Heureusement, Pépé m’a donné l’occasion de sortir de cette impasse. Le jour J, je me trouvais chez lui en compagnie de tous ses amis pour un grand raout surprise en son honneur. Malgré de profondes disparités, nous avions tenus à être tous présents pour célébrer l’anniversaire de notre Pépé bien aimé. Oui mais voilà, le principal intéressé manquait à l’appel. Nous avons alors tout essayé pour le faire venir : bruit du froissement des billets glissés dans sa tirelire, odeurs de plats non épicés qui mijotaient, signaux de fumée de marijuana, strip-tease improvisé de Michalak… Rien n’y a fait. Pépé restait introuvable. L’inquiétude a alors commencé à monter. En proie à une crise d’agoraphobie, Pépé avait-il craint d’avoir trop de monde dans son 3 pièces et préféré fuir? Prenant subitement conscience du temps qui passe, Pépé s’était-il réfugié dans une clinique de chirurgie plastique ? Chacun y allait de son scénario mais l’hypothèse la plus vraisemblable était celle du kidnapping, ce dont nous avons eu rapidement confirmation. Mon portable a sonné, c’était l’ancien chef de Pépé. Notre ami était entre les mains de ses ex-collègues qui voulaient l’obliger à revenir. En effet, depuis son départ, c’était la déroute générale. L’entreprise subissait de graves revers financiers mais le pire était le moral en berne des employés qui n’avaient plus personne à qui s’identifier. La seule solution était sa réintégration et un commando de volontaires avait été constitué pour une mission peut être sans retour.
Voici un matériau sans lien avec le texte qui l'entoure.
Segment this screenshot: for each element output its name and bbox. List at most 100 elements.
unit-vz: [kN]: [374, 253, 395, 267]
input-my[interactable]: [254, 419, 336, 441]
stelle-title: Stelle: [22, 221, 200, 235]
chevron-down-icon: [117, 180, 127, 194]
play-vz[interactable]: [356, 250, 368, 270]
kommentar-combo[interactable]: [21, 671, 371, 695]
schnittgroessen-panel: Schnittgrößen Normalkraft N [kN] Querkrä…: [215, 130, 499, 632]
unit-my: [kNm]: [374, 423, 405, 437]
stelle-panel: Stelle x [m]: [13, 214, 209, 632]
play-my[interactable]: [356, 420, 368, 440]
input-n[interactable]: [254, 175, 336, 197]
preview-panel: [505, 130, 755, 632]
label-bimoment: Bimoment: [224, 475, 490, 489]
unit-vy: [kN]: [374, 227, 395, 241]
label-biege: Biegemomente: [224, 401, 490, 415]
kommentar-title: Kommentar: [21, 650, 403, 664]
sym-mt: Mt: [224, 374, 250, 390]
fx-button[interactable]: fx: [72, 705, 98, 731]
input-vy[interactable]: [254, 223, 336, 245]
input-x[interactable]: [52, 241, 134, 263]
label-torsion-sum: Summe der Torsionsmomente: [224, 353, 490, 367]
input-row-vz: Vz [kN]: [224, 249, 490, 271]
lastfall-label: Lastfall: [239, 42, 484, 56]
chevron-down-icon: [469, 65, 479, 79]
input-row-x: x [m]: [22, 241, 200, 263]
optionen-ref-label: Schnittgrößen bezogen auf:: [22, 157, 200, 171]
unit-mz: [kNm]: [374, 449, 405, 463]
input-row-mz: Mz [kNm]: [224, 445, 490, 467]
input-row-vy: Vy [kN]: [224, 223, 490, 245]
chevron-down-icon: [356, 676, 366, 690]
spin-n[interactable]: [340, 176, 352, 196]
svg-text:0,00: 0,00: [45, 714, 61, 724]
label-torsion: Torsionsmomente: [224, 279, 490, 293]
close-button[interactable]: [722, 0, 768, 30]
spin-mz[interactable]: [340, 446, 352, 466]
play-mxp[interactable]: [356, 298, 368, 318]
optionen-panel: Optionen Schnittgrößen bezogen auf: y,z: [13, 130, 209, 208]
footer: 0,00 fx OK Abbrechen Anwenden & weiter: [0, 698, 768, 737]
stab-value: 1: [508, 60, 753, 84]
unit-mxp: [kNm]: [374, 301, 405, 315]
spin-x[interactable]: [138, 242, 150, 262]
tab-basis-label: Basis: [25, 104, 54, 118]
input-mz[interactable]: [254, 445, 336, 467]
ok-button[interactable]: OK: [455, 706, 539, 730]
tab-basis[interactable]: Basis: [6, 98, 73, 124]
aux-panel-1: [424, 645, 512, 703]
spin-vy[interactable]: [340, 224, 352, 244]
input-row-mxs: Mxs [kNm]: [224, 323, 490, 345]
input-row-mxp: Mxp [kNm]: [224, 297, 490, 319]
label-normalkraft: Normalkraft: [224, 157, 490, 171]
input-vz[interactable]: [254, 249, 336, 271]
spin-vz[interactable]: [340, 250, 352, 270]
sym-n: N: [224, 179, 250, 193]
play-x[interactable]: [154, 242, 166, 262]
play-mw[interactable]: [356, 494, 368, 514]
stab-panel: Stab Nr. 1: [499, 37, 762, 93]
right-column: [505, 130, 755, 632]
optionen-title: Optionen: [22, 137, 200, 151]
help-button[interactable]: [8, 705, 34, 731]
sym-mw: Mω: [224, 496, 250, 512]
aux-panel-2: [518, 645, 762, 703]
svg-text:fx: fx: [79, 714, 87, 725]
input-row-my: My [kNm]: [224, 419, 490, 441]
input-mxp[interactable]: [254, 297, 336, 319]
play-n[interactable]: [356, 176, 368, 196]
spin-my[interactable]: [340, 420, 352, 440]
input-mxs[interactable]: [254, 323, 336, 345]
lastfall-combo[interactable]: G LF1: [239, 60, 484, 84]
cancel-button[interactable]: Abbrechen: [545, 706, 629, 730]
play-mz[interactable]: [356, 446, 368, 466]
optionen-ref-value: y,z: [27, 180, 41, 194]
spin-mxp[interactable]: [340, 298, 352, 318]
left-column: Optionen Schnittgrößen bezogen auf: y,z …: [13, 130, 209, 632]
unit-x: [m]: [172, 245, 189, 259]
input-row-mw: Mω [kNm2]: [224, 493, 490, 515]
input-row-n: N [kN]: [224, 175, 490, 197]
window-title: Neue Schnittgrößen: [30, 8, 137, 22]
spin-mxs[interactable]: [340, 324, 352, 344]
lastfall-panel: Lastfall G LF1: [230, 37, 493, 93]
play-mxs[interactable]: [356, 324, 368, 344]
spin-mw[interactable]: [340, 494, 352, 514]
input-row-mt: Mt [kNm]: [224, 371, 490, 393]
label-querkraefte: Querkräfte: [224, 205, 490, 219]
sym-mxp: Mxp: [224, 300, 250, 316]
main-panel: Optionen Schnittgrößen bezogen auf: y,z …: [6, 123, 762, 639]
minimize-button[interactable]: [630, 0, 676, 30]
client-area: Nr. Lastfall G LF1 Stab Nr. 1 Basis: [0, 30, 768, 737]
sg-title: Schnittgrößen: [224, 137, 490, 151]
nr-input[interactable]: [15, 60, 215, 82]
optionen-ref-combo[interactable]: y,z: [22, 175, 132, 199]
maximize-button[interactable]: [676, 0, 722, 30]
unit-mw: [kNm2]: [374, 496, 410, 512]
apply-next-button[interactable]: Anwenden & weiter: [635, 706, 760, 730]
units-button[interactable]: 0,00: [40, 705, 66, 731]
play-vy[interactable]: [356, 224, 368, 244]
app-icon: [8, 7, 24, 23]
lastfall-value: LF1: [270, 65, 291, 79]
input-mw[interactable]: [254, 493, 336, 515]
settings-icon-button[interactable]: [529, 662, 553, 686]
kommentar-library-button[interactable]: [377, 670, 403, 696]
Son ancien chef me demandait conseil car il ne savait plus quoi faire. Malgré une proposition financière au-delà de toute espérance, la non utilisation de la violence et la profusion de plats préparés par un chef étoilé, Pépé semblait faible et ne réagissait pas. Je lui expliquais alors qu’on pouvait travailler des années aux côtés de quelqu’un sans jamais vraiment le connaître. Pépé était un petit être fragile et sensible qui nécessitait une attention constante. Les preneurs d’otage avaient-ils tenu compte de ses innombrables allergies alimentaires (épices, sel, gingembre, échalotes….), pelé les tomates (très important), veillé à ce qu’il dorme seul dans le noir complet, pensé à son huile pour les cheveux, son masque au concombre et ses gélules anti-acidité, prévu le supplément réductions du catalogue des 3 suisses en cas d’insomnie, susurré à son oreille plusieurs fois par jour le mot « gratuit »… ? A mesure que j’énumérais mes recommandations, je sentais mon interlocuteur de plus en plus perplexe. Je promis d’envoyer une liste détaillée des consignes à respecter pour obtenir un Pépé rassasié et coopératif. Aux dernières nouvelles, ses ravisseurs ont craqué et veulent à tout prix le relâcher. C’est Pépé qui ne veut plus partir car il a développé une nouvelle pathologie : la maladie de stockholm. Feliz cumpleaños cariño!